Randomisation of GPs
A person independent to the study has conducted all randomisation procedures for this study. Initially, the names of the 63 GPs expressing interest in the study were randomly sorted. GPs were contacted by phone using the numerical order of the list of names, until verbal consent to be randomised to either arm was obtained from 50 GPs. This addressed the potential for selection bias inherent in cluster trials [23,24,29], where participation rates differ between the groups following allocation.
The GPs were stratified by location (metropolitan/rural) in an attempt to address the association between geographical location and women's uptake of prenatal diagnostic testing . Random allocation was obtained using a computer generated random list of numbers.
Academic detailing of GPs
Following randomisation, visits to the practices of all GPs were arranged. Prior to the visits a detailed information sheet on the ADEPT study and consent form were mailed to each GP together with a survey. The survey, collected at the visit, requested information that included a description of their role in prenatal testing and details of their usual practice including the amount of time they spend counselling women, the importance they attach to women of different age groups having adequate information and having testing. Professional history and socio-demographic details were also collected.

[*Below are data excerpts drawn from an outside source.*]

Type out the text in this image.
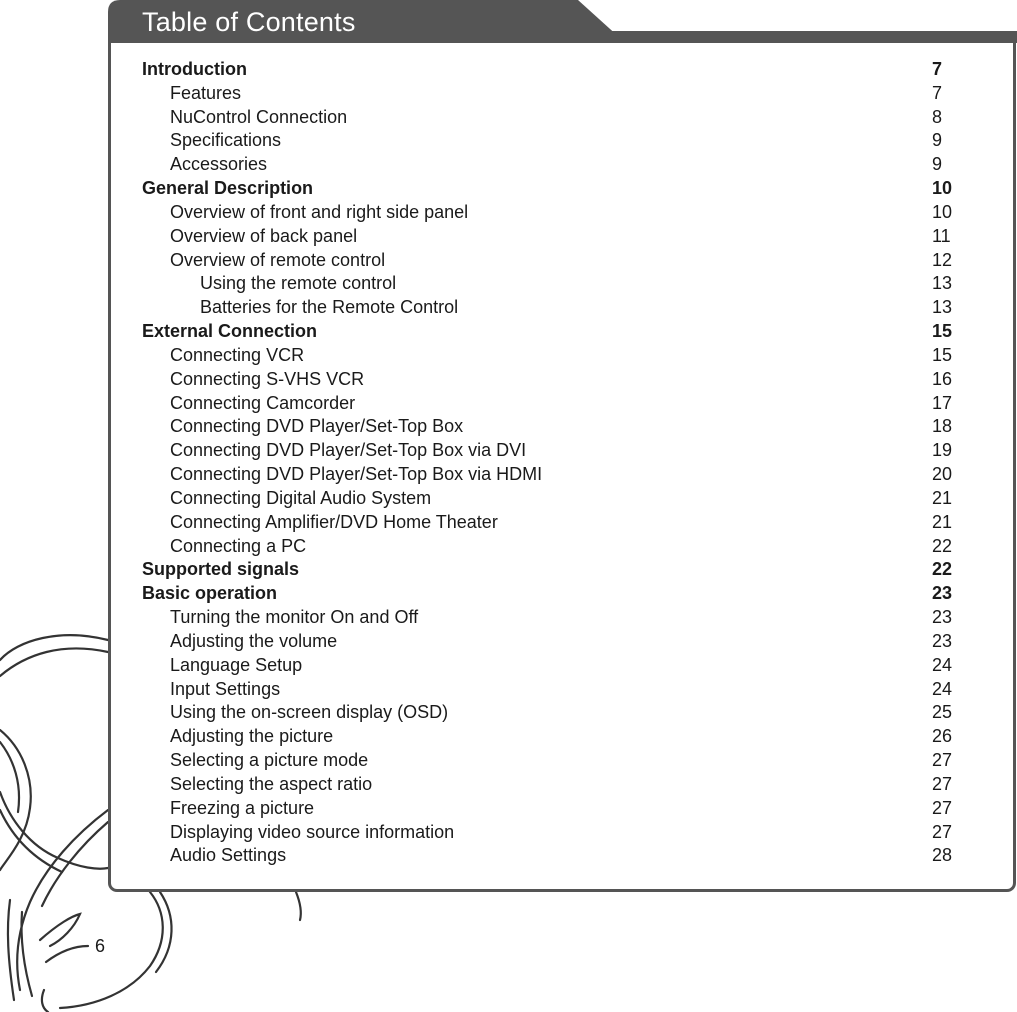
Table of Contents
Introduction	7
Features	7
NuControl Connection	8
Specifications	9
Accessories	9
General Description	10
Overview of front and right side panel	10
Overview of back panel	11
Overview of remote control	12
Using the remote control	13
Batteries for the Remote Control	13
External Connection	15
Connecting VCR	15
Connecting S-VHS VCR	16
Connecting Camcorder	17
Connecting DVD Player/Set-Top Box	18
Connecting DVD Player/Set-Top Box via DVI	19
Connecting DVD Player/Set-Top Box via HDMI	20
Connecting Digital Audio System	21
Connecting Amplifier/DVD Home Theater	21
Connecting a PC	22
Supported signals	22
Basic operation	23
Turning the monitor On and Off	23
Adjusting the volume	23
Language Setup	24
Input Settings	24
Using the on-screen display (OSD)	25
Adjusting the picture	26
Selecting a picture mode	27
Selecting the aspect ratio	27
Freezing a picture	27
Displaying video source information	27
Audio Settings	28
6
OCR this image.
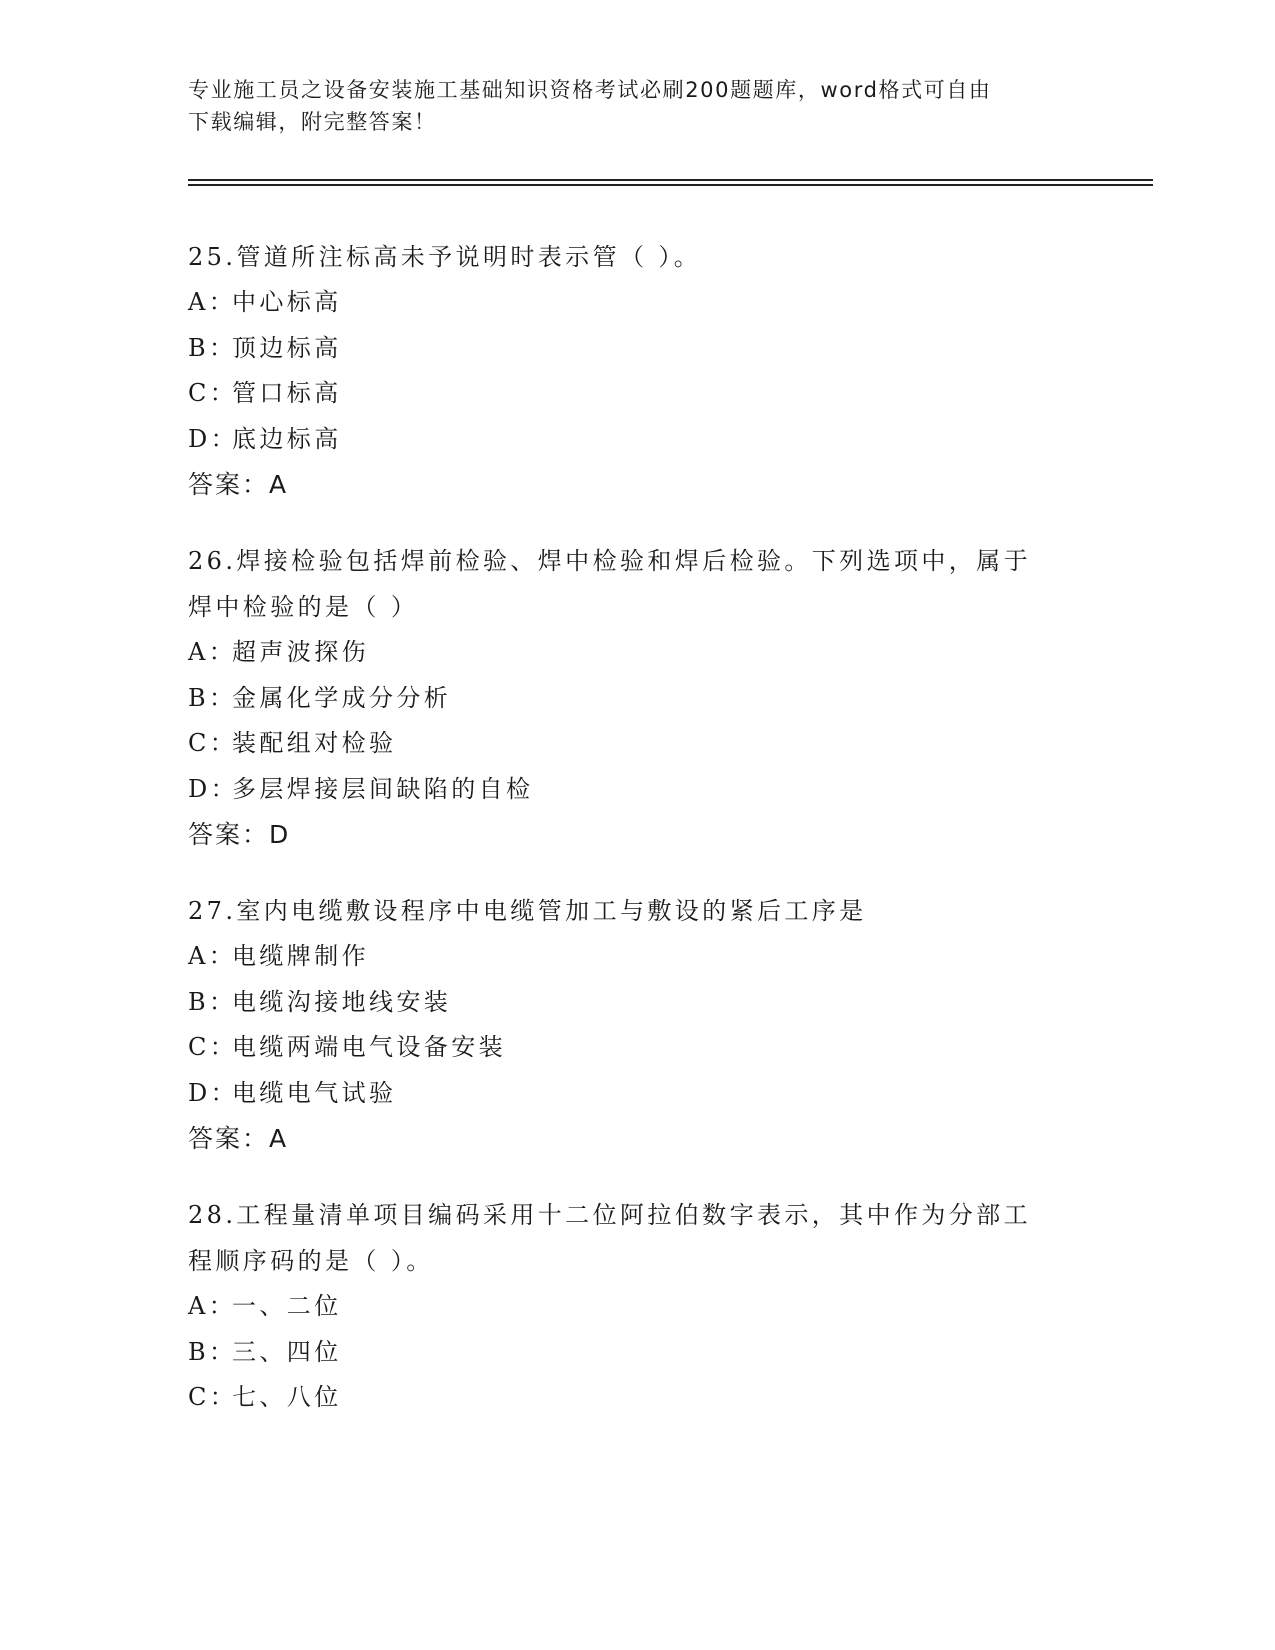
专业施工员之设备安装施工基础知识资格考试必刷200题题库，word格式可自由
下载编辑，附完整答案！
25.管道所注标高未予说明时表示管（ ）。
A：中心标高
B：顶边标高
C：管口标高
D：底边标高
答案：A
26.焊接检验包括焊前检验、焊中检验和焊后检验。下列选项中，属于
焊中检验的是（ ）
A：超声波探伤
B：金属化学成分分析
C：装配组对检验
D：多层焊接层间缺陷的自检
答案：D
27.室内电缆敷设程序中电缆管加工与敷设的紧后工序是
A：电缆牌制作
B：电缆沟接地线安装
C：电缆两端电气设备安装
D：电缆电气试验
答案：A
28.工程量清单项目编码采用十二位阿拉伯数字表示，其中作为分部工
程顺序码的是（ ）。
A：一、二位
B：三、四位
C：七、八位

Members of the project team (SL & CN) conducted all visits according to an agreed practice visit schedule. The project was described in detail, as was the role of the GP and the process involved in enrolling a woman in the ADEPT study. GPs were provided with the project resources including a manual and ten information packs for women.
Enrolling women in the ADEPT study
Each GP was asked to provide information on the ADEPT study and to offer participation to all pregnant women meeting the study's selection criteria (see 3). The risk of selection bias recognised in cluster trials  will be measured by way of an audit (see 4) using details collected by the GP on the age, parity and country of birth of all women meeting the selection criteria during the recruitment period. Australian GPs are primarily funded by a fee for service system and receive no funding (personal or infrastructure) for involvement in research. GPs have been reimbursed for the time spent enrolling a woman to the study ($30AUD/woman).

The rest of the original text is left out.